There was a tiny brief pause, but you can’t keep me
speechless for long—I decided that this conversation was just a hilarious joke
between two friends, and I laughed and said, “Oh no, you really don’t want me. I
can’t cook. I mean, people don’t like my food. I use too much sheta (hot peppers).”
Cassanova was undeterred by my statement, “No problem, I
like sheta. I’ll try your food.”
My garden is going to be way better this year. Probably. Maybe. |
But really this is an example of how easy it would be for me to just get married already here. It reminds me of a conversation I had in India about this very subject (“So, what’s wrong with you that you aren’t married already?”). Rakesh and I had a discussion about what people in our respective cultures think about the ‘unmarried.’ I told him that in my culture, people think you are sad and pathetic because you couldn’t find anyone to love you, and so they feel sorry for you. He said, “Oh. In India people just think you are lazy and don’t want to grow up and start your life as a mature adult.” It seems the latter is more my problem since I technically do have people willing to spend their lives working by my side at a cushy job I'll get them in America.

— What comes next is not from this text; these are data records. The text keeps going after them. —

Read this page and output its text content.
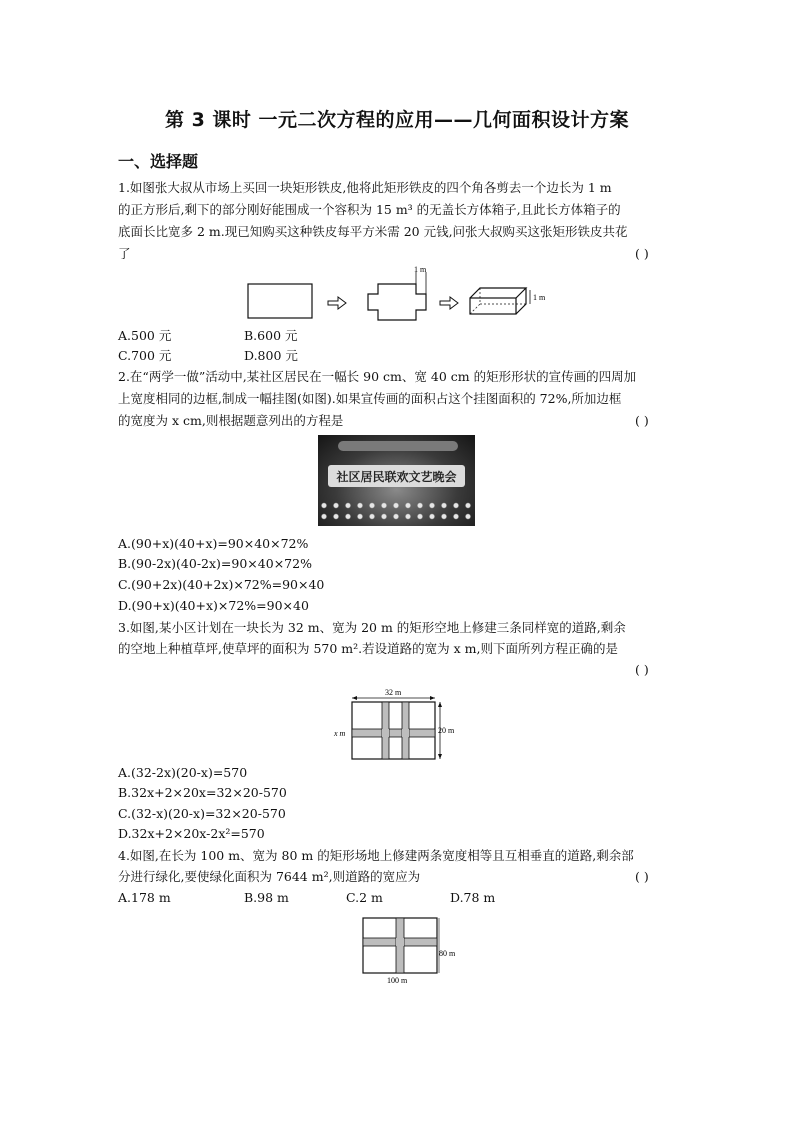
第 3 课时 一元二次方程的应用——几何面积设计方案
一、选择题
1.如图张大叔从市场上买回一块矩形铁皮,他将此矩形铁皮的四个角各剪去一个边长为 1 m
的正方形后,剩下的部分刚好能围成一个容积为 15 m³ 的无盖长方体箱子,且此长方体箱子的
底面长比宽多 2 m.现已知购买这种铁皮每平方米需 20 元钱,问张大叔购买这张矩形铁皮共花
了	( )
1 m
1 m
A.500 元	B.600 元
C.700 元	D.800 元
2.在“两学一做”活动中,某社区居民在一幅长 90 cm、宽 40 cm 的矩形形状的宣传画的四周加
上宽度相同的边框,制成一幅挂图(如图).如果宣传画的面积占这个挂图面积的 72%,所加边框
的宽度为 x cm,则根据题意列出的方程是	( )
社区居民联欢文艺晚会
A.(90+x)(40+x)=90×40×72%
B.(90-2x)(40-2x)=90×40×72%
C.(90+2x)(40+2x)×72%=90×40
D.(90+x)(40+x)×72%=90×40
3.如图,某小区计划在一块长为 32 m、宽为 20 m 的矩形空地上修建三条同样宽的道路,剩余
的空地上种植草坪,使草坪的面积为 570 m².若设道路的宽为 x m,则下面所列方程正确的是
( )
32 m
20 m
x m
A.(32-2x)(20-x)=570
B.32x+2×20x=32×20-570
C.(32-x)(20-x)=32×20-570
D.32x+2×20x-2x²=570
4.如图,在长为 100 m、宽为 80 m 的矩形场地上修建两条宽度相等且互相垂直的道路,剩余部
分进行绿化,要使绿化面积为 7644 m²,则道路的宽应为	( )
A.178 m	B.98 m	C.2 m	D.78 m
80 m
100 m
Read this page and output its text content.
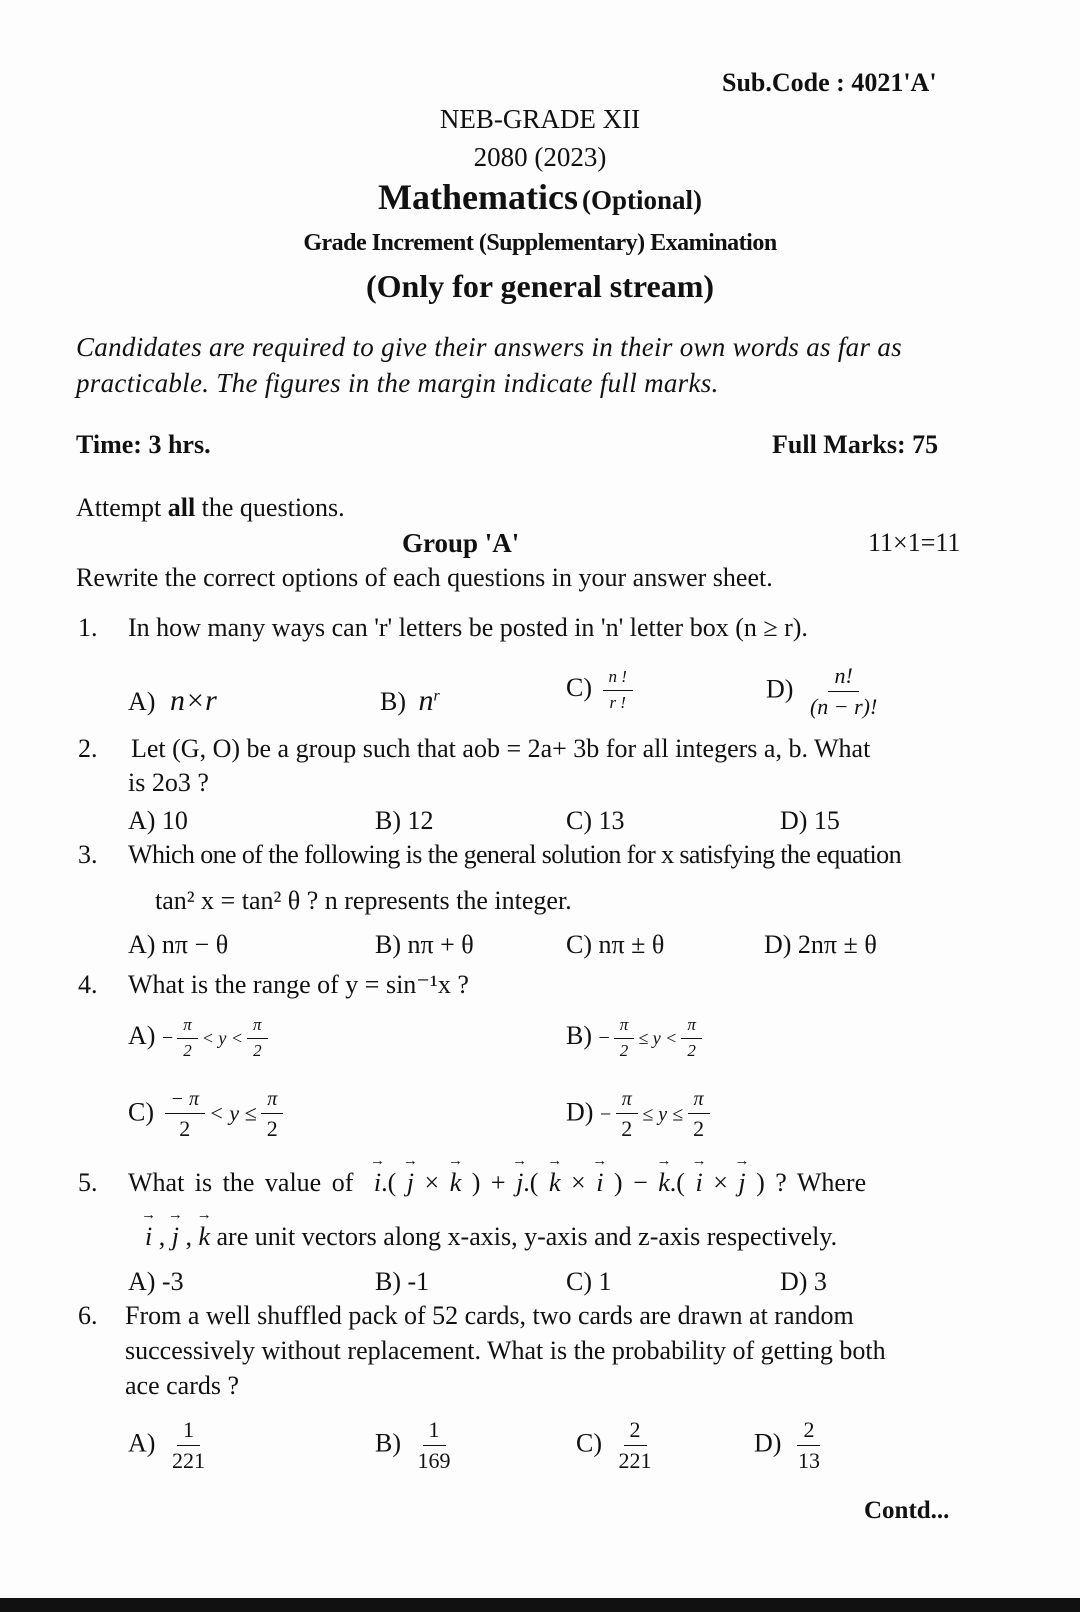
Sub.Code : 4021'A'
NEB-GRADE XII
2080 (2023)
Mathematics (Optional)
Grade Increment (Supplementary) Examination
(Only for general stream)
Candidates are required to give their answers in their own words as far as
practicable. The figures in the margin indicate full marks.
Time: 3 hrs.	Full Marks: 75
Attempt all the questions.
Group 'A'	11×1=11
Rewrite the correct options of each questions in your answer sheet.
1. In how many ways can 'r' letters be posted in 'n' letter box (n ≥ r).
A) n×r	B) $n^r$	$C) \frac{n !}{r !}$	$D) \frac{n!}{(n - r)!}$
2. Let (G, O) be a group such that aob = 2a+ 3b for all integers a, b. What
is 2o3 ?
A) 10	B) 12	C) 13	D) 15
3. Which one of the following is the general solution for x satisfying the equation
tan² x = tan² θ ? n represents the integer.
A) nπ − θ	B) nπ + θ	C) nπ ± θ	D) 2nπ ± θ
4. What is the range of y = sin⁻¹x ?
$A) - \frac{\pi}{2} < y < \frac{\pi}{2}$	$B) - \frac{\pi}{2} \le y < \frac{\pi}{2}$
$C) \frac{- \pi}{2} < y \le \frac{\pi}{2}$	$D) - \frac{\pi}{2} \le y \le \frac{\pi}{2}$
5. What is the value of → i.( → j × → k ) + → j.( → k × → i ) − → k.( → i × → j ) ? Where
→ i , → j , → k are unit vectors along x-axis, y-axis and z-axis respectively.
A) -3	B) -1	C) 1	D) 3
6. From a well shuffled pack of 52 cards, two cards are drawn at random
successively without replacement. What is the probability of getting both
ace cards ?
$A) \frac{1}{221}$	$B) \frac{1}{169}$	$C) \frac{2}{221}$	$D) \frac{2}{13}$
Contd...
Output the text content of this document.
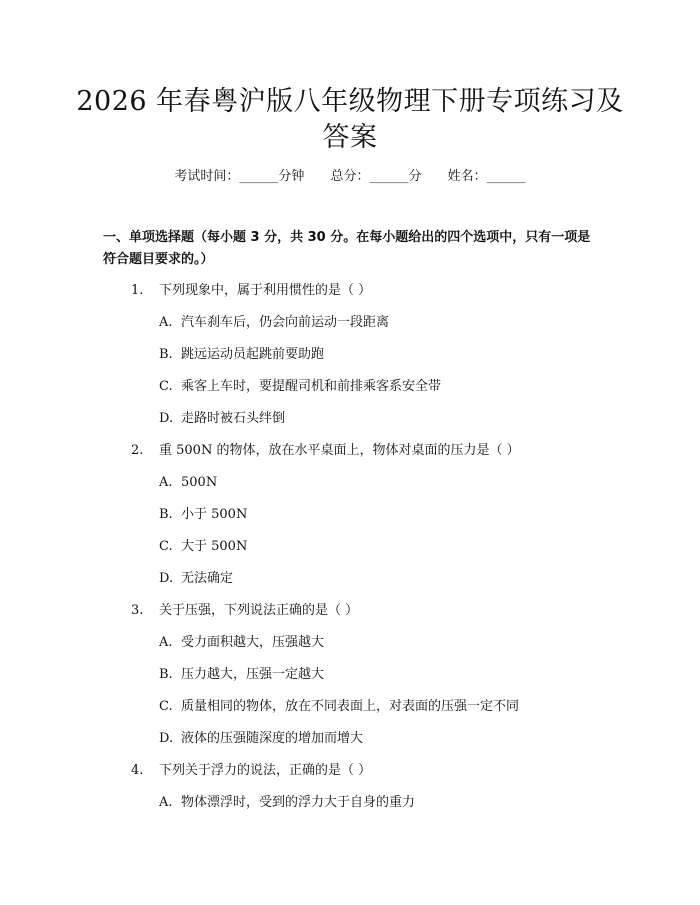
2026 年春粤沪版八年级物理下册专项练习及答案
考试时间：______分钟 总分：______分 姓名：______
一、单项选择题（每小题 3 分，共 30 分。在每小题给出的四个选项中，只有一项是符合题目要求的。）
1. 下列现象中，属于利用惯性的是（ ）
A. 汽车刹车后，仍会向前运动一段距离
B. 跳远运动员起跳前要助跑
C. 乘客上车时，要提醒司机和前排乘客系安全带
D. 走路时被石头绊倒
2. 重 500N 的物体，放在水平桌面上，物体对桌面的压力是（ ）
A. 500N
B. 小于 500N
C. 大于 500N
D. 无法确定
3. 关于压强，下列说法正确的是（ ）
A. 受力面积越大，压强越大
B. 压力越大，压强一定越大
C. 质量相同的物体，放在不同表面上，对表面的压强一定不同
D. 液体的压强随深度的增加而增大
4. 下列关于浮力的说法，正确的是（ ）
A. 物体漂浮时，受到的浮力大于自身的重力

In a recent conversation with Baby, he said, “You could get
a man to marry you easily around here. There are many people available.”
I switched the conversation to him and found out he has a
potential bride that he is considering right now. He hasn’t spoken to her about
marriage or anything yet, but he likes that she is nice, respectful, helpful—a
good girl. “Also,” he said, “She has a body. Not like me. I don’t have a body.
But if I get married then maybe I can get fatter.” Since he is a scrawny guy in
spite of eating everything indiscriminately (a running joke between myself, who
won’t eat bananas, Repent, who won’t eat a food we have here called ambata, and Lexon, who won’t eat
rice—but Baby will eat anything, even the instant oatmeal the Boss brought me
that we all find disgusting), this was a funny thought. He shrugged off my
laughter and said, “And whenever YOU find a man, you will get big and fat like
the women here.” He puffed out his cheeks, held out his skinny arms indicating
the future size of my hips, and gave a shuffling, butt-swinging walk, to show
me what I’ll be like once I find my Man.
Well, anyway, I guess I better go out and try to find that
guy who passed me on the street the other day and said, “Wo-man, how is it?”
Because, his pick-up line showed that he probably has the right amount of creativity and aplomb to build a
future with me. And of course, then our children will have great skin.
I love my choices here for prospective brothers-in-law.